Thursday, September 6, 2007

Liberal vs. Conservative

These are words I've had to stop using. I used to be in "conservative" circles, and everyone around me knew what we meant by "liberal." But now I'm in "liberal" circles, and their idea of "conservative" is just as different from my previous experience of it as my previous ideas about "liberal" were from my current experience. Can you tell I didn't get much sleep last night?

Anyway, I think they are unhelpful terms because they are usually used either derogatorily (when using the term you think you're not), or defensively (to circle the wagons around the term you think you are). Also, they don't mean the same things to the same people.

All that being said... I still find myself dealing with a little bit of culture shock in my current surroundings, and I'm trying to sort through what is a holdover from my old prejudices about "liberal" churches and what is really not okay. Let me give you some history so you know where I'm coming from.

My mom became a Christian in college, in a straight-up conversion, led through the Bible, prayed the sinner's prayer, turned from old sins, etc. She found a national, evangelical, para-church Bible Study that you may have heard of, grew leaps and bounds, and by the time I was born a few years later, she was ready to bring me up right. I accepted Jesus into my heart at age two (according to my mom, I don't remember), and proceeded to reaccept Jesus several times throughout my childhood, usually prompted by watching Billy Graham crusades on tv. Throughout this time, we moved a lot and attended Methodist, Episcopal, Presbyterian, Christian Missionary Alliance, and non-denominational churches. What was being preached was more important than which denomination's name was outside on the welcome sign. But I considered myself to be a "conservative" girl. (I'm talking theology here, people, not gun control and taxes).

Anyway, I made my faith my own in high school through Young Life camp, attended a "conservative" evangelical college which you will certainly have heard of if you know anything about these sorts of things, and married an evangelical boy. We became members of a church which happened to belong to one of the denominations mentioned above, boy felt the call to become a pastor, and we set off for seminary.

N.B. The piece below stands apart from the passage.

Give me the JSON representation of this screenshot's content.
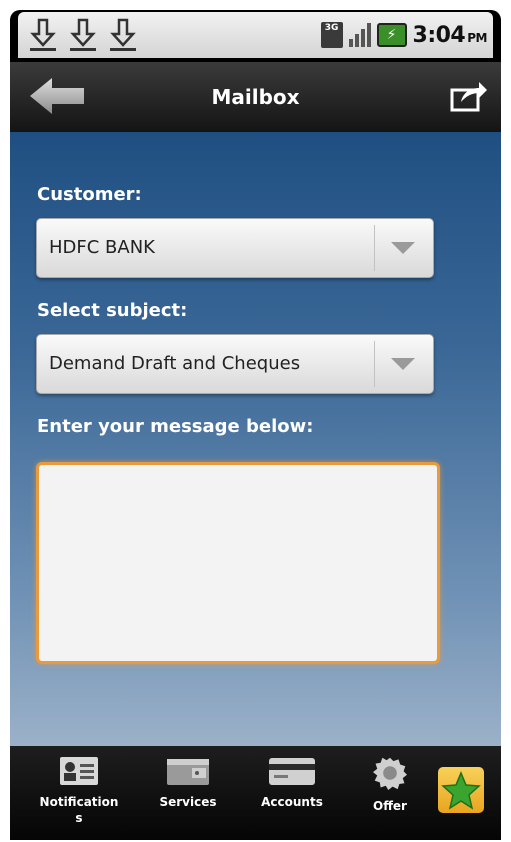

That's where things started to get blurry. Some folks would call this seminary "liberal" - but some wouldn't. I met people from churches I would previously have branded as "liberal" (or I would even at the time have said "dead") who seemed to genuinely love Jesus. I absorbed - through my husband's classes - some nuanced understandings of historical readings of Scripture and started to question some of the things I'd previously held. A lot of the time, though, I held on to the things I'd previously believed (and still do) despite what my husband was being taught. Obviously I'm glossing over a lot of this for the sake of time.

Fast forward to graduation from seminary - one baby at home, one on the way. Must find a job soon or move in with in-laws. My husband interviewed with several, mostly "liberal" churches in our denomination. Some were rejected by us for being too "liberal." Finally, we felt called to this one.

We've been here for a year and I'm now chucking the labels out the window. I just want to understand this church and these people and what God wants for them and for us. We don't think we'll be here long - there are many things that we've discovered just seem to be outside our comfort zone. Our denomination has many churches in it across a wide theological spectrum. Within a year or two, we'll probably start looking for a church to serve that fits us a little better.

But... God is obviously at work here. It just looks different than I'm used to. Is what makes me uncomfortable the fact that people haven't been taught to pray out loud, or study their Bible every day, or is it that they haven't prayed the sinner's prayer, or they feel differently than I do about hot-button issues? What does God want to change here - and what is okay?

Right now I'm settling on John 17:23 as a definition of what the church is supposed to look like. "May they be brought to complete unity to let the world know that you sent me and have loved them even as you have loved me." Are we letting the world know that God sent Jesus and that God loves the world? Maybe the rest is just so much semantics.

Baby #2 is awake now and so those are my thoughts for the day.